東日本大震災直後の2011年7月1日、福島県の地元紙「福島民報」に「40年前の恩返し」と題した全面広告が載った。広告主は、LPガス供給を中核に太陽光発電、住宅リフォーム事業などを展開する地元企業のアポロガス。「拝啓 四十年前の駆け出し記者様へ」と始まる手紙形式の広告で、発信者は現社長の篠木雄司さんである。この日は同社にとって設立40周年の記念日だった。
掲載数日後、同紙の投書欄には「広告で初めて涙を流しました」という投稿が載ったという。一体何が読者を感動させたのだろうか。
40年前の恩返し
「恩返し」には二つの意味がある。1971年、創業間もない時期、地域振興に取り組む同社の姿勢に共感し、積極的に同社を取材し掲載することで応援した若手記者がいた。「私がどんどん書いて応援する! 今は、広告にお金を使わないで大丈夫。ず~っと先に、会社が大きくなって余裕ができたら、新聞に全面広告でも出してもらえばいいから」と彼は言ったという。実は40年後の福島民報社の社長こそ、その駆け出し記者。篠木社長は父である初代社長が受けた恩を約束通り返したのだ。
もう一つは、地元に愛され育まれてきたことに対する感謝だ。同社の地域貢献の徹底ぶりを示すエピソードがある。
東日本大震災の混乱の中、営業地域全戸の安全を確認、翌日にはガス供給を全て復旧させたものの、原発事故が起こった。同社は避難地域にこそ含まれなかったが、県外資本の会社が福島から避難する中、社員たちを避難させるべきかどうかの選択に迫られることとなった。

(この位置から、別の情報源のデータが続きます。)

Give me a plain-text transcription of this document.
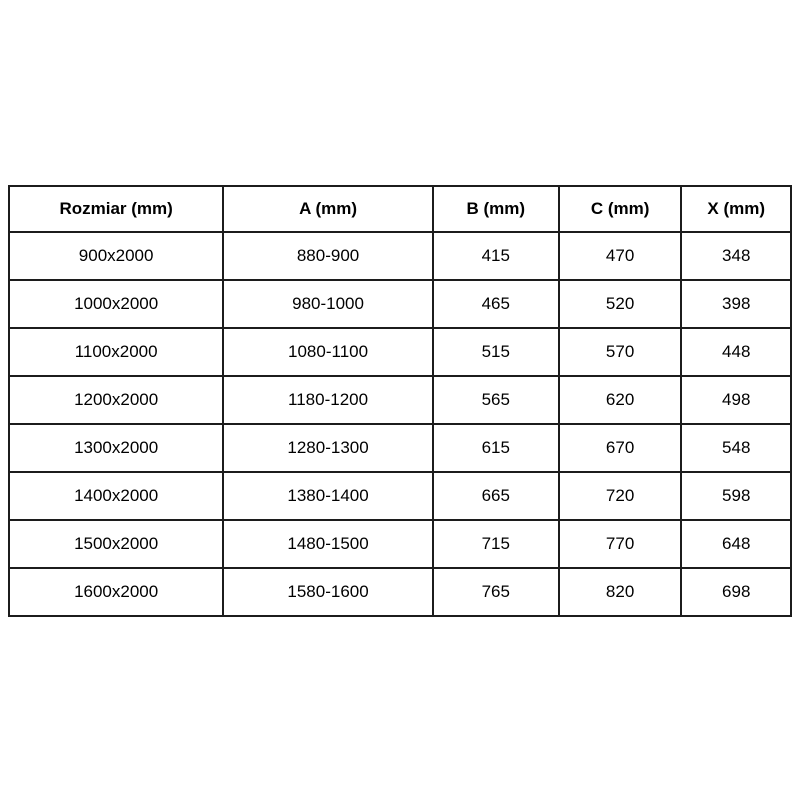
Rozmiar (mm)	A (mm)	B (mm)	C (mm)	X (mm)
900x2000	880-900	415	470	348
1000x2000	980-1000	465	520	398
1100x2000	1080-1100	515	570	448
1200x2000	1180-1200	565	620	498
1300x2000	1280-1300	615	670	548
1400x2000	1380-1400	665	720	598
1500x2000	1480-1500	715	770	648
1600x2000	1580-1600	765	820	698
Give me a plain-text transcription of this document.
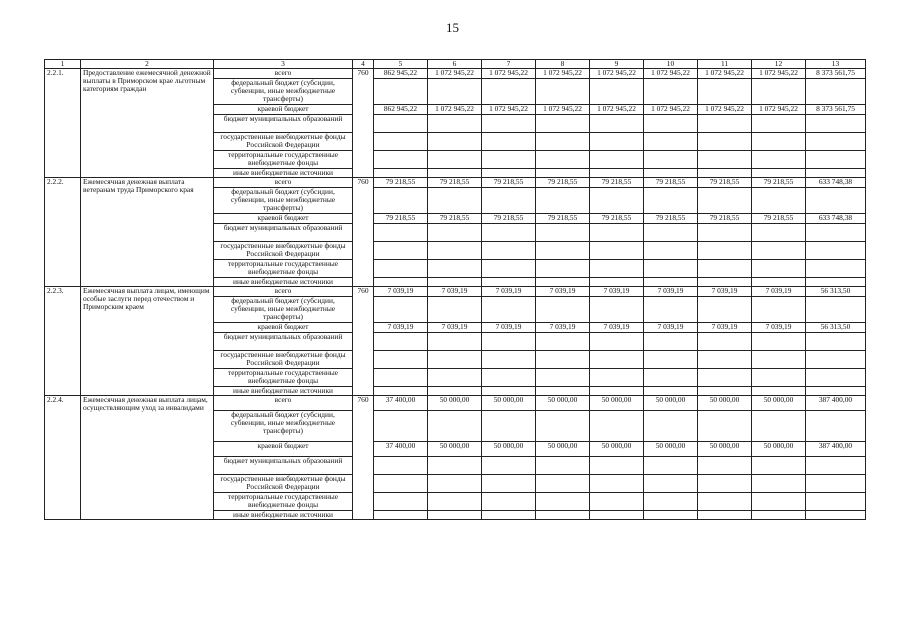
15
1	2	3	4	5	6	7	8	9	10	11	12	13
2.2.1.	Предоставление ежемесячной денежной выплаты в Приморском крае льготным категориям граждан	всего	760	862 945,22	1 072 945,22	1 072 945,22	1 072 945,22	1 072 945,22	1 072 945,22	1 072 945,22	1 072 945,22	8 373 561,75
		федеральный бюджет (субсидии, субвенции, иные межбюджетные трансферты)										
		краевой бюджет		862 945,22	1 072 945,22	1 072 945,22	1 072 945,22	1 072 945,22	1 072 945,22	1 072 945,22	1 072 945,22	8 373 561,75
		бюджет муниципальных образований										
		государственные внебюджетные фонды Российской Федерации										
		территориальные государственные внебюджетные фонды										
		иные внебюджетные источники										
2.2.2.	Ежемесячная денежная выплата ветеранам труда Приморского края	всего	760	79 218,55	79 218,55	79 218,55	79 218,55	79 218,55	79 218,55	79 218,55	79 218,55	633 748,38
		федеральный бюджет (субсидии, субвенции, иные межбюджетные трансферты)										
		краевой бюджет		79 218,55	79 218,55	79 218,55	79 218,55	79 218,55	79 218,55	79 218,55	79 218,55	633 748,38
		бюджет муниципальных образований										
		государственные внебюджетные фонды Российской Федерации										
		территориальные государственные внебюджетные фонды										
		иные внебюджетные источники										
2.2.3.	Ежемесячная выплата лицам, имеющим особые заслуги перед отечеством и Приморским краем	всего	760	7 039,19	7 039,19	7 039,19	7 039,19	7 039,19	7 039,19	7 039,19	7 039,19	56 313,50
		федеральный бюджет (субсидии, субвенции, иные межбюджетные трансферты)										
		краевой бюджет		7 039,19	7 039,19	7 039,19	7 039,19	7 039,19	7 039,19	7 039,19	7 039,19	56 313,50
		бюджет муниципальных образований										
		государственные внебюджетные фонды Российской Федерации										
		территориальные государственные внебюджетные фонды										
		иные внебюджетные источники										
2.2.4.	Ежемесячная денежная выплата лицам, осуществляющим уход за инвалидами	всего	760	37 400,00	50 000,00	50 000,00	50 000,00	50 000,00	50 000,00	50 000,00	50 000,00	387 400,00
		федеральный бюджет (субсидии, субвенции, иные межбюджетные трансферты)										
		краевой бюджет		37 400,00	50 000,00	50 000,00	50 000,00	50 000,00	50 000,00	50 000,00	50 000,00	387 400,00
		бюджет муниципальных образований										
		государственные внебюджетные фонды Российской Федерации										
		территориальные государственные внебюджетные фонды										
		иные внебюджетные источники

篠木社長は社員に「アポロガスは福島のライフラインを守る会社。私は最後まで残ってお客さまのライフラインを守りますが、避難するかどうかは個人の判断に任せます。家族と相談して、その上で私と個別面談をしましょう」と言った。
すると翌日の面談で、「お客さまを残して私だけ避難できません」「私の顔を見ると安心するおじいちゃんおばあちゃんを残して避難できません」「私は何もできないけれど、最後の最後まで社長の力になります」などと言う社員ばかりで、中には「一人で死ぬのは嫌だけれど、アポロのみんなと一緒なら怖くない」とまで言う社員もいたという。
危機に直面しても「客のため」を実践
店はお客さまのためにあるを社是とする同社には、①エネルギー供給の安定と安全を守り、質の高いサービスにより地域社会に貢献する、②社業を通じて豊かな人間性を育み、家族や社会を守り、自己実現のできる精神的・経済的環境を高める、③目先の利益や損得に惑わされず、正しさを判断の基本にして継続的に成長発展できる企業を目指す、という3つの経営理念がある。
危機に直面すると誰でも本性が出るものだが、同社の社員は皆お客のためにどうすればよいかを第一に考え、社員の家族もまた一様に同意したのである。その結果、誰一人避難することなく地元に残ることになり、地域復興のためにさまざまな支援活動を行っていった。
そうした日頃の活動を知っているからこそ、読者は広告「40年前の恩返し」を読んで涙したのだろう。理念に基づく経営の強さがここにある。